A wide variety of cargo ships are featured in the chapter dealing with cargo vessels. This section also contains a detailed listing of all the outfit required by New Zealand Shipping Company navigating and engineering cadets. Looking at this extensive list one wonders why a track suit was listed as required though a lounge suit "must not form part of a cadet's outfit" - how ships have changed and fashions too!

Several photographs, including an aerial shot remind us of the former Grayson Rollo and Clover shipyard situated between the former Cammel Laird yard and Woodside and now occupied mixture of flats and part of the Great Western House Office complex only the indentations on the river wall remain to remind us of the location of the dock gates.

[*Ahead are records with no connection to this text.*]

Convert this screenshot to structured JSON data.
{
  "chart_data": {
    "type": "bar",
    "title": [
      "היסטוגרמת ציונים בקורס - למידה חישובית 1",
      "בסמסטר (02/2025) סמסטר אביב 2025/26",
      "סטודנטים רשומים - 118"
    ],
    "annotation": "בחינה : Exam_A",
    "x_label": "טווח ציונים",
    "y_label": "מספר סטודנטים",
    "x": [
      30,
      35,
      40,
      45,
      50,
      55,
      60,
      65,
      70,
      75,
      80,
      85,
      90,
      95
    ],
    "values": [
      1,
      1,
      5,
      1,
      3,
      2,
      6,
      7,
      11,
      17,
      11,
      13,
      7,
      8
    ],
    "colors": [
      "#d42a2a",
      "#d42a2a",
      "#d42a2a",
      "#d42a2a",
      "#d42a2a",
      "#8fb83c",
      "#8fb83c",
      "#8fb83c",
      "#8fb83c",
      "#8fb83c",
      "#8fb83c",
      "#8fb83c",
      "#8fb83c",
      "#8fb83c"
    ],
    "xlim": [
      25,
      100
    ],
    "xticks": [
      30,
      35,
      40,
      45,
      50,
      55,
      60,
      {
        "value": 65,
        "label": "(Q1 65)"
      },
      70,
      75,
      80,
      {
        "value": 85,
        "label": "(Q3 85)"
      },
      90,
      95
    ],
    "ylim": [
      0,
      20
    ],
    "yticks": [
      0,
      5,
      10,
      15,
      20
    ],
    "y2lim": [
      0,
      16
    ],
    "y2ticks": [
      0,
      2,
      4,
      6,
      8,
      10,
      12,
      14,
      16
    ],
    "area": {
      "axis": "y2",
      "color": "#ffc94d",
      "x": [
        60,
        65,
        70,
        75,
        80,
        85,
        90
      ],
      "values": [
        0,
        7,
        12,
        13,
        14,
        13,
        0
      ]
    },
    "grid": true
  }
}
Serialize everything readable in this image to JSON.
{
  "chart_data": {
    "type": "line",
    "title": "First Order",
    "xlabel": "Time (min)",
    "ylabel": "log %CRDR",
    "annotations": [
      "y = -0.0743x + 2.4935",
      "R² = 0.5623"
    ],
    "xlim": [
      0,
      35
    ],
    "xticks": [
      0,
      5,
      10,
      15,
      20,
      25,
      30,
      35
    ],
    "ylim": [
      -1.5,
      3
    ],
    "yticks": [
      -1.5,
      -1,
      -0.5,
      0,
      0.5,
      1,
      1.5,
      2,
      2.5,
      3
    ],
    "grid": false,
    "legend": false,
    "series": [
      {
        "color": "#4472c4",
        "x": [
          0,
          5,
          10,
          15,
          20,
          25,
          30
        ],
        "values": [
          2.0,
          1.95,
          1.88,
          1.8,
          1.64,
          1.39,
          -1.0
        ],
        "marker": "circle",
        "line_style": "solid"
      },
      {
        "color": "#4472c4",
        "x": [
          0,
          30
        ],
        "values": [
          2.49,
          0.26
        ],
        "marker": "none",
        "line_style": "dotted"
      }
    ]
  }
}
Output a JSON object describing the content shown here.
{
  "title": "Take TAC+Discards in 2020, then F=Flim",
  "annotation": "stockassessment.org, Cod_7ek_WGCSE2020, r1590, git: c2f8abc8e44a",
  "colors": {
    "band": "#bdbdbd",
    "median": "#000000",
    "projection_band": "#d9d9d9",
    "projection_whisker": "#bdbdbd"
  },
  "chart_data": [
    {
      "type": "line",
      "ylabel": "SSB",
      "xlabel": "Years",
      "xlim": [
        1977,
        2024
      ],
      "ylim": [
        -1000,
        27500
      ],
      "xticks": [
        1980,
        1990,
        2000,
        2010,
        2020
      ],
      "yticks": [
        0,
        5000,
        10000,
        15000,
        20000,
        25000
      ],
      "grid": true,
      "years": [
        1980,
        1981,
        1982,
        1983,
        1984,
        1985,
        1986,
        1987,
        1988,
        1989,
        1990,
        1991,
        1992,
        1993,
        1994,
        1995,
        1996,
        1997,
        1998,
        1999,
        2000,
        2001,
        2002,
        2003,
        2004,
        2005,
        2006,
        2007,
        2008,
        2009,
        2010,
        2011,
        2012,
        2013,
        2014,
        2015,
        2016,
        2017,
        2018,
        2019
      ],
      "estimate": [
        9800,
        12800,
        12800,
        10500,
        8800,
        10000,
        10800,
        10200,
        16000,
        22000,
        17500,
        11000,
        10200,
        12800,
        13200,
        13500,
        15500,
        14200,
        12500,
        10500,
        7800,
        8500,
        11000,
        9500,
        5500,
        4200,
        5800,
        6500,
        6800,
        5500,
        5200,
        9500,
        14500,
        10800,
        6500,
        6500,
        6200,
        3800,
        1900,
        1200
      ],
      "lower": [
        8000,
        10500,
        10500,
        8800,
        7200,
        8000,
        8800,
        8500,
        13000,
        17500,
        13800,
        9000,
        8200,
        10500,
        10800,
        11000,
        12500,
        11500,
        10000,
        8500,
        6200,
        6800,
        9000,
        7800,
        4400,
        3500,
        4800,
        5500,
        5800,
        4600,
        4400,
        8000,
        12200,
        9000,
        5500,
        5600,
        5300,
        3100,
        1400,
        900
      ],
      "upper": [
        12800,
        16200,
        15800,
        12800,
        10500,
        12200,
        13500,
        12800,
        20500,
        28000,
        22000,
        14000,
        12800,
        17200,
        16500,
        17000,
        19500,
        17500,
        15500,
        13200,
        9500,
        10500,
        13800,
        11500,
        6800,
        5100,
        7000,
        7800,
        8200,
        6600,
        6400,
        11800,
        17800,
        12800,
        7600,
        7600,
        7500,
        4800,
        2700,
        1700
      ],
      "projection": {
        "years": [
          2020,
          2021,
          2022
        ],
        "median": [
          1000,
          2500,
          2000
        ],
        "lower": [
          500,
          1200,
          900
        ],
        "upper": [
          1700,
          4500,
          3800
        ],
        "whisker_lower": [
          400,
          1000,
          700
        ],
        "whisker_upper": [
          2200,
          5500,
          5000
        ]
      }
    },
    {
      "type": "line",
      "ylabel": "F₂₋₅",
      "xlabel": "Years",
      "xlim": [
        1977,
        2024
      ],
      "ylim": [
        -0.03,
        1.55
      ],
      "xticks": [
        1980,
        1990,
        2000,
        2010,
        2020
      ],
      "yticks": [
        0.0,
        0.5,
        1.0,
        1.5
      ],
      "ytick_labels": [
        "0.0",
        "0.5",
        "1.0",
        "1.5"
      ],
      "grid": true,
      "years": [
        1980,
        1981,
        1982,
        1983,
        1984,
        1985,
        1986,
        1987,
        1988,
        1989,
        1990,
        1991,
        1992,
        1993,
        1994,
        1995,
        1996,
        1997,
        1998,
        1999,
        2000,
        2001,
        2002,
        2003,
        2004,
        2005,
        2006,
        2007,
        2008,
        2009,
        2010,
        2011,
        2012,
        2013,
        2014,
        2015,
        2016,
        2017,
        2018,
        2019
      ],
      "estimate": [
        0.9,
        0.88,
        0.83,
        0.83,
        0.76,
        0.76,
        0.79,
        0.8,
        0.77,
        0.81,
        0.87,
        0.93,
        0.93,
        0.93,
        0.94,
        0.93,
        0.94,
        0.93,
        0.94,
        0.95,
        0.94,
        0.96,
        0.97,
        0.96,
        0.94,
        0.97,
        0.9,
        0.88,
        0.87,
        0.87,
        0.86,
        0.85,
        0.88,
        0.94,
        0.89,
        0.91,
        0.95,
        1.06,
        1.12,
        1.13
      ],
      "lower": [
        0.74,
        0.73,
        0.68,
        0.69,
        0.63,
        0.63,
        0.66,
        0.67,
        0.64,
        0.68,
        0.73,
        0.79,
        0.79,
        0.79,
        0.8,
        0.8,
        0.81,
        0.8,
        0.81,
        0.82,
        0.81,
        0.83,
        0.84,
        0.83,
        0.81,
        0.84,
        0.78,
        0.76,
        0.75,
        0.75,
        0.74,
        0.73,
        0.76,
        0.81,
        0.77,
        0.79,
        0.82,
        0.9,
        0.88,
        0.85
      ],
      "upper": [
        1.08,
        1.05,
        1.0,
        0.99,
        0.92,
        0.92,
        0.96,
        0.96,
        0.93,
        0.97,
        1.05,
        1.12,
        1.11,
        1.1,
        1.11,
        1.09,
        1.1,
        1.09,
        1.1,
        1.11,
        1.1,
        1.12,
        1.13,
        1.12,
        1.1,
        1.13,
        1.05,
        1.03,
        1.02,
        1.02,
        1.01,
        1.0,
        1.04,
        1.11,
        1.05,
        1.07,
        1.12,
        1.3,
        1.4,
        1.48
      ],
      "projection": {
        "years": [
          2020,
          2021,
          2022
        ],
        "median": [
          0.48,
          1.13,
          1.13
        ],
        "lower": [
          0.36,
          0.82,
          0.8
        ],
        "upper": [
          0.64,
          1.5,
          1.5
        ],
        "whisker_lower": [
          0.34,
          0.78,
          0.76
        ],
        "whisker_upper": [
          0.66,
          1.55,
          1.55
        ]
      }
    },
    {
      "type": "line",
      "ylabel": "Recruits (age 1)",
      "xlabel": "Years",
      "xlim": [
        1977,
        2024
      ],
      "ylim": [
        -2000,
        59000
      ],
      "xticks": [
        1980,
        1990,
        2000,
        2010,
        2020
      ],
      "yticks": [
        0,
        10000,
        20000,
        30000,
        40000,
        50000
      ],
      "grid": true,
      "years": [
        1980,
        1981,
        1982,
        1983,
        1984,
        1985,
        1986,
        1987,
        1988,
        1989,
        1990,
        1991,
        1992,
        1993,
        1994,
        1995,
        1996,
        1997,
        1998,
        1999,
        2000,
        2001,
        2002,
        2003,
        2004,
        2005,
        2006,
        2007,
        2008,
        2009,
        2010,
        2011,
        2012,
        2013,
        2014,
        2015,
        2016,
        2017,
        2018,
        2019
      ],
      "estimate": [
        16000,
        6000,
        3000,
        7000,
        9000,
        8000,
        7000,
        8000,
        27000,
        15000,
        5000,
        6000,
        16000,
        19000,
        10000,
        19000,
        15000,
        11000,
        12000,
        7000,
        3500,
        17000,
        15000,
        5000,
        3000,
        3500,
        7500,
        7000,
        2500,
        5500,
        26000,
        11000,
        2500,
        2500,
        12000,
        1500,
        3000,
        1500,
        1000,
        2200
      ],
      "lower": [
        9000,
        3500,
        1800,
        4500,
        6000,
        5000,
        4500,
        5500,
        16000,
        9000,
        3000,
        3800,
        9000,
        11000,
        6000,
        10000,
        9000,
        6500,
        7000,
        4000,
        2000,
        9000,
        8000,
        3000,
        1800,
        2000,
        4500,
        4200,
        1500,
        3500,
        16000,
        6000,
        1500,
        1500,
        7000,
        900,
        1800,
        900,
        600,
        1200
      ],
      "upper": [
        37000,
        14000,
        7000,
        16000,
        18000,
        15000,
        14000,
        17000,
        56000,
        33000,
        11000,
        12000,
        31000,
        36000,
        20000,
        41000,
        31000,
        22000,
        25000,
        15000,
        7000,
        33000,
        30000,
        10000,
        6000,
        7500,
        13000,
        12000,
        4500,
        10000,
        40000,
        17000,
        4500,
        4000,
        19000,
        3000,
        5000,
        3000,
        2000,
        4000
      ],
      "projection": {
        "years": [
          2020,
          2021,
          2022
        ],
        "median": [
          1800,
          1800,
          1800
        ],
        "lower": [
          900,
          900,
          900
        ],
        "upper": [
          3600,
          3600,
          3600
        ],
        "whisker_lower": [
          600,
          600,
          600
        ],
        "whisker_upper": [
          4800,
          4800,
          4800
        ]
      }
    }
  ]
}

An item which caught my attention for personal reasons was the B&I Line advertisement for school trips to Dublin. At school in the early 1970s I very nearly went on one of these trips. Unfortunately outside forces mitigated against it. The political crisis in the north of Ireland was at the time showing signs of moving south. When the British Embassy at Dublin was burned - the trip was cancelled.  It was to be another twenty years before I eventually crossed the Irish Sea for the first time on STENA SEALYNX II in July 1994!  In the past nine years or so, I have certainly made up for that twenty odd years delay to my first crossing of the Irish Sea.

The 1961 sailing list for the Scindia Steam Navigation Company is sure to cause a second glance. The company's house flag which heads the list, might lead one to think it represents a German shipping Line of the 1930s rather than an Indian shipping line the flag incorporating a swastika a symbol which had its origins as a good luck charm in the far east before being as the flag of the Hitler's Third Reich.  

A reminder of the dawn of the ro/ro age on the Mersey is is provided by the Liverpool Daily Post Coast Lines Supplement for Wednesday April 19, 1967 which heralded the maiden voyage of the Belfast Steamship Company's ULSTER PRINCE.

Anyone interested in the Mersey and Irish Sea Shipping scene will find this book a "must have" addition to the book shelves as a reminder of shipping over the past 40 years..

However, it is sad to reflect that recent restrictions on the renewal of photographic permits by the Mersey Docks and Harbour Company, may mean that authors trying to assemble books such as this in 40 years from now will be  facing a much more difficult task in assembling a collection of photographs to record shipping in the first part of the twenty first century.